Director David Ryan Keith is best known for The Redwood Massacre. However, his other two films Attack Of The Herbals and Ghosts of Darkness are both very good films. Now he’s back with The Dark Within, a tale of artificially induced psychic powers. And the demons that come with those powers.
A prologue set in 1991 details a military experiment in remote viewing going horribly wrong. As the scientist in charge watches a young boy sits drawing pictures.

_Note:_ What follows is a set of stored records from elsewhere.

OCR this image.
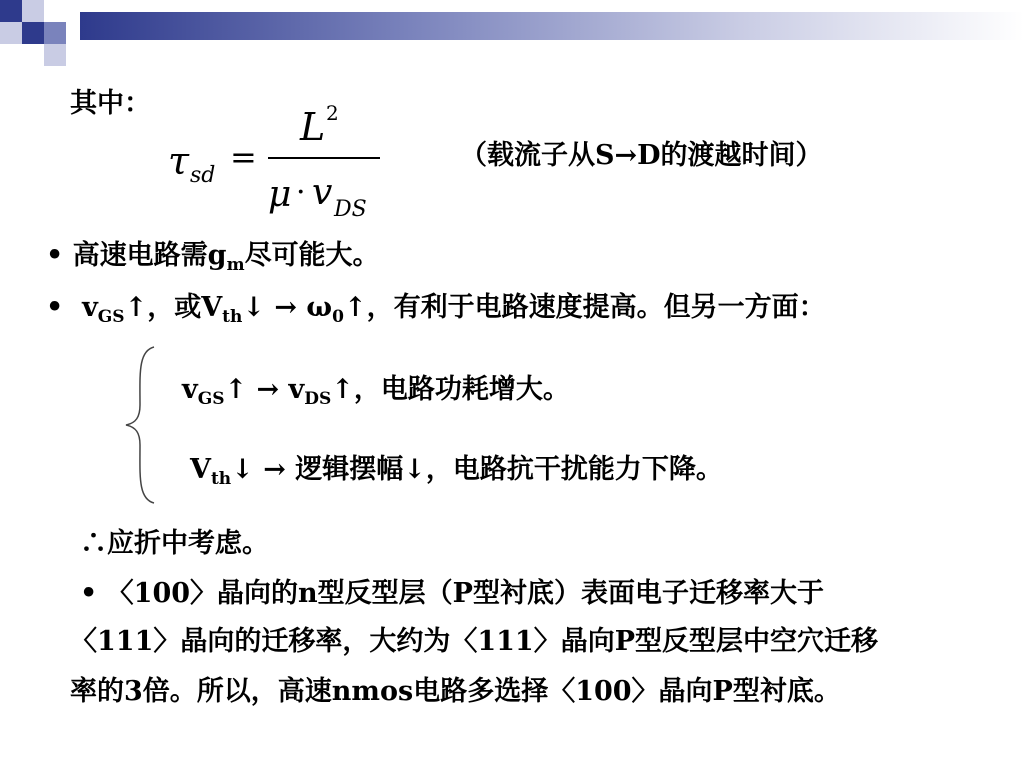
其中：
τ sd =
L 2
μ · v DS
（载流子从S→D的渡越时间）
• 高速电路需$g_m$尽可能大。
• $v_{GS}↑$，或$V_{th}↓$ → $\omega_0↑$，有利于电路速度提高。但另一方面：
$v_{GS}↑$ → $v_{DS}↑$，电路功耗增大。
$V_{th}↓$ → 逻辑摆幅↓，电路抗干扰能力下降。
∴应折中考虑。
• 〈100〉晶向的n型反型层（P型衬底）表面电子迁移率大于
〈111〉晶向的迁移率，大约为〈111〉晶向P型反型层中空穴迁移
率的3倍。所以，高速nmos电路多选择〈100〉晶向P型衬底。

Cut to the present day, and that boy Marcus Blaine (Paul Flannery, who co-wrote the script with Kieth) is all grown up. He’s meeting with his psychiatrist Dr. Norton (Stephanie Lynn Styles). He doesn’t want to be there but it’s a condition of his probation. She questions him about his parents who vanished in 1991. He asks about his ex Sarah (Kendra Carelli, Bloody Ballet) who’s also one of her patients.

Saying she thinks it will help him, Dr. Norton arranges for him to go to his parent’s old cabin. She feels this might help him remember some of his repressed memories. In short order, he finds an old voice recorder with his father’s notes on it. And a vial of what looks like the serum used in the experiments. He, of course, drinks it, and from there on neither he nor the viewers, are sure what is real and what is a hallucination.

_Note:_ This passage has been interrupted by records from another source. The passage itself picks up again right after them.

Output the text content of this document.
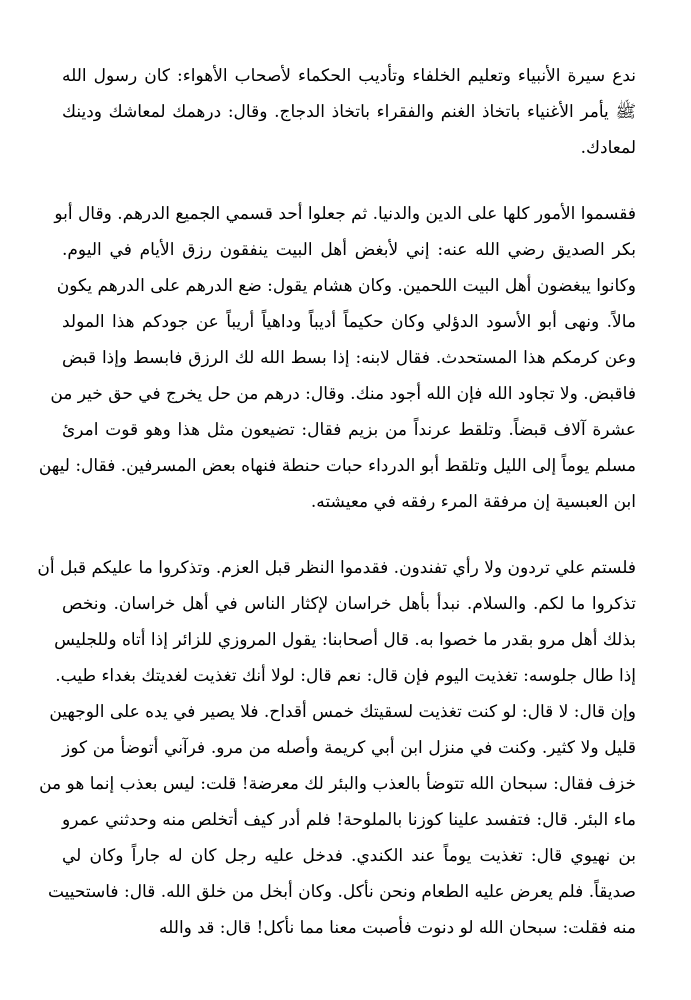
ندع سيرة الأنبياء وتعليم الخلفاء وتأديب الحكماء لأصحاب الأهواء: كان رسول الله
ﷺ يأمر الأغنياء باتخاذ الغنم والفقراء باتخاذ الدجاج. وقال: درهمك لمعاشك ودينك
لمعادك.
فقسموا الأمور كلها على الدين والدنيا. ثم جعلوا أحد قسمي الجميع الدرهم. وقال أبو
بكر الصديق رضي الله عنه: إني لأبغض أهل البيت ينفقون رزق الأيام في اليوم.
وكانوا يبغضون أهل البيت اللحمين. وكان هشام يقول: ضع الدرهم على الدرهم يكون
مالاً. ونهى أبو الأسود الدؤلي وكان حكيماً أديباً وداهياً أريباً عن جودكم هذا المولد
وعن كرمكم هذا المستحدث. فقال لابنه: إذا بسط الله لك الرزق فابسط وإذا قبض
فاقبض. ولا تجاود الله فإن الله أجود منك. وقال: درهم من حل يخرج في حق خير من
عشرة آلاف قبضاً. وتلقط عرنداً من بزيم فقال: تضيعون مثل هذا وهو قوت امرئ
مسلم يوماً إلى الليل وتلقط أبو الدرداء حبات حنطة فنهاه بعض المسرفين. فقال: ليهن
ابن العبسية إن مرفقة المرء رفقه في معيشته.
فلستم علي تردون ولا رأي تفندون. فقدموا النظر قبل العزم. وتذكروا ما عليكم قبل أن
تذكروا ما لكم. والسلام. نبدأ بأهل خراسان لإكثار الناس في أهل خراسان. ونخص
بذلك أهل مرو بقدر ما خصوا به. قال أصحابنا: يقول المروزي للزائر إذا أتاه وللجليس
إذا طال جلوسه: تغذيت اليوم فإن قال: نعم قال: لولا أنك تغذيت لغديتك بغداء طيب.
وإن قال: لا قال: لو كنت تغذيت لسقيتك خمس أقداح. فلا يصير في يده على الوجهين
قليل ولا كثير. وكنت في منزل ابن أبي كريمة وأصله من مرو. فرآني أتوضأ من كوز
خزف فقال: سبحان الله تتوضأ بالعذب والبئر لك معرضة! قلت: ليس بعذب إنما هو من
ماء البئر. قال: فتفسد علينا كوزنا بالملوحة! فلم أدر كيف أتخلص منه وحدثني عمرو
بن نهيوي قال: تغذيت يوماً عند الكندي. فدخل عليه رجل كان له جاراً وكان لي
صديقاً. فلم يعرض عليه الطعام ونحن نأكل. وكان أبخل من خلق الله. قال: فاستحييت
منه فقلت: سبحان الله لو دنوت فأصبت معنا مما نأكل! قال: قد والله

Sadly, The Dark Within isn’t up to the director’s other films. The constantly sliding notion of reality just gets repetitive and annoying. The half-seen figures and events and timelines contradicting themselves are more confusing than unnerving. I quickly stopped caring if he was tripping or had enhanced his psychic abilities. And by the time he discovers his parent’s secret underground research facility, it was all seeming a bit far fetched. Even more so than the presence of demons.

Granted it’s hard to pull this kind of a film off. The last film to do it well was probably Dry Blood. And that was due to an absolutely brutal last act. The Dark Within doesn’t have that. It does have a fairly good death, but almost immediately ruins it with a pair of weak attempts at shock endings. Let’s hope the upcoming sequel Redwood Massacre – Annihilation is a return to form.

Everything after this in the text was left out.